- Azıksızlık azığı her şeyden vazgeçiş, Ariflik nişanesidir. Altının sarılığı, sarrafın yüzünü kızartır, benzine kan getirir. 2055
- برگ بیبرگی نشان عارفیست ** زردی زر سرخ رویی صارفیست
- Gül yüzlü, sakallı, bıyığı yeni terlemiş genç, henüz mektepte okuma, yazma öğrenmededir.
- آنک او گل عارضست ار نو خطست ** او به مکتب گاه مخبر نوخطست
- Yazısı, yazısının harfleri eğri büğrüdür... Gürbüz olsa bile delikanlıdır, aklı azdır onun!
- حرفهای خط او کژمژ بود ** مزمن عقلست اگر تن میدود
- İhtiyarın ayağı, hızlı adım atmasa da aklının iki kanadı vardır, yücelerde uçar!
- پای پیر از سرعت ار چه باز ماند ** یافت عقل او دو پر بر اوج راند
- Örnek istiyorsan Cafer’e bak! Allah, ona elinin, ayağının yerine iki kanat verdi!

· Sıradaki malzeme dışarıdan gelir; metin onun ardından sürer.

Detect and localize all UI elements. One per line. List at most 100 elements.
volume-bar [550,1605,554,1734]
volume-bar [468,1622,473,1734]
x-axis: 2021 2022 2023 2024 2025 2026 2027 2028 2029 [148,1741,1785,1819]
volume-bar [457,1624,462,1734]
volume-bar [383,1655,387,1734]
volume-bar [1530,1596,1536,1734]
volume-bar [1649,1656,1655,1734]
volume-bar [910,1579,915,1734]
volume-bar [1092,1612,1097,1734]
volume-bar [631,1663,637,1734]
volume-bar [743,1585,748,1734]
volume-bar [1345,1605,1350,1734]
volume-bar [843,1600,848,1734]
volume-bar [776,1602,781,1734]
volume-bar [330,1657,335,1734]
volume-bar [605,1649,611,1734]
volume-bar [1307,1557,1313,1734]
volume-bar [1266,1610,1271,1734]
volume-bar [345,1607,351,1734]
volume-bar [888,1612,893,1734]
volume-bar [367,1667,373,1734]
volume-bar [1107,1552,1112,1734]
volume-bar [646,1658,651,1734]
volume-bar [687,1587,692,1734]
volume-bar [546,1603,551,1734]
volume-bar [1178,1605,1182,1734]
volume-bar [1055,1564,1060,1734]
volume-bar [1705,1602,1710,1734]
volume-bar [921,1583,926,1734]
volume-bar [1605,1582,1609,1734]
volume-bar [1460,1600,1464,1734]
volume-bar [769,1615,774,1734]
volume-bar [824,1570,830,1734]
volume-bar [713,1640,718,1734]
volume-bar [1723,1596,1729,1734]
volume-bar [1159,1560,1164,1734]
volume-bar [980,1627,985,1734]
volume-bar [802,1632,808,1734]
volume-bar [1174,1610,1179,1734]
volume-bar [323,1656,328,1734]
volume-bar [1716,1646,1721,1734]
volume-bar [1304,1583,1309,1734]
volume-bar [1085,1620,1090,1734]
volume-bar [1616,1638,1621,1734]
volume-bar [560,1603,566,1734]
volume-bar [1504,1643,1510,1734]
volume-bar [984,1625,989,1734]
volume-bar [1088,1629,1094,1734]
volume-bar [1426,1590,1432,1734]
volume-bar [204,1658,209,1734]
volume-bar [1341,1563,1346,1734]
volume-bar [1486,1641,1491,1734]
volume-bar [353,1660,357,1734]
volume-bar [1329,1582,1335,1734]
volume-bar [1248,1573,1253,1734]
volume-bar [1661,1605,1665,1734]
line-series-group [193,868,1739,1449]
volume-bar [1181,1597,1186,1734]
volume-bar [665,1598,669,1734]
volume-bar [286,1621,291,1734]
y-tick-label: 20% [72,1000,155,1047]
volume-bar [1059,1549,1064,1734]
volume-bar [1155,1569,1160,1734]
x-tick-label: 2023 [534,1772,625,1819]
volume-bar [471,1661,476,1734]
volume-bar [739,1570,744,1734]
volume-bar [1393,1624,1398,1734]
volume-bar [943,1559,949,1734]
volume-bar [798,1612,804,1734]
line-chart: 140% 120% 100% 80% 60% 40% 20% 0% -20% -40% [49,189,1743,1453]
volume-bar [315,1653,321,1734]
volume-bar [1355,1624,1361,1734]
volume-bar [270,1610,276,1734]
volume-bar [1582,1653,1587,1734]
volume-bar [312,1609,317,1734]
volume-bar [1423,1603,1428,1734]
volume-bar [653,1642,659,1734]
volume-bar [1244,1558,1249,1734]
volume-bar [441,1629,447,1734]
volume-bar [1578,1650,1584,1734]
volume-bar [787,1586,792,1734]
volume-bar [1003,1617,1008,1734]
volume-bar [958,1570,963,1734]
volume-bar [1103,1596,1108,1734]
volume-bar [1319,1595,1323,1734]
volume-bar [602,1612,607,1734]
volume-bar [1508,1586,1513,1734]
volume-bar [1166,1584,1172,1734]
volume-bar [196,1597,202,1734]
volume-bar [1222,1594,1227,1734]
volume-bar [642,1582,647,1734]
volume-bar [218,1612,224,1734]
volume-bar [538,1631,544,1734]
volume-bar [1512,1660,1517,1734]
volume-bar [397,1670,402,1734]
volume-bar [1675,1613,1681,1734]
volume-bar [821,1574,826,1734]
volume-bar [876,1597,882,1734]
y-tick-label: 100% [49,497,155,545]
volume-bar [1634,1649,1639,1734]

- گر مثل خواهی به جعفر در نگر ** داد حق بر جای دست و پاش پر
- Altını bırak... Bu söz örtülüdür, gönlüm cıva gibi ıstıraplara düştü! 2060
- بگذر از زر کین سخت شد محتجب ** همچو سیماب این دلم شد مضطرب
- İçimizden güzel sözlü, güzel sesli yüzlerce sükût, elini ağzına komada, yeter artık demede!
- ز اندرونم صدخموش خوشنفس ** دست بر لب میزند یعنی که بس
- Sükût denizdir, söylemek ırmağa benzer... Deniz seni aramada, sen ırmağı arama!
- خامشی بحرست و گفتن همچو جو ** بحر میجوید ترا جو را مجو
- Denizin işaretlerinden baş çevirme... Sözü bitir doğrusunu Allah daha iyi bilir!
- از اشارتهای دریا سر متاب ** ختم کن والله اعلم بالصواب
- O edepsiz, Peygamberin huzurunda o soğuk dudaklarından sözler çıkarmada, böylece söylenip durmadaydı.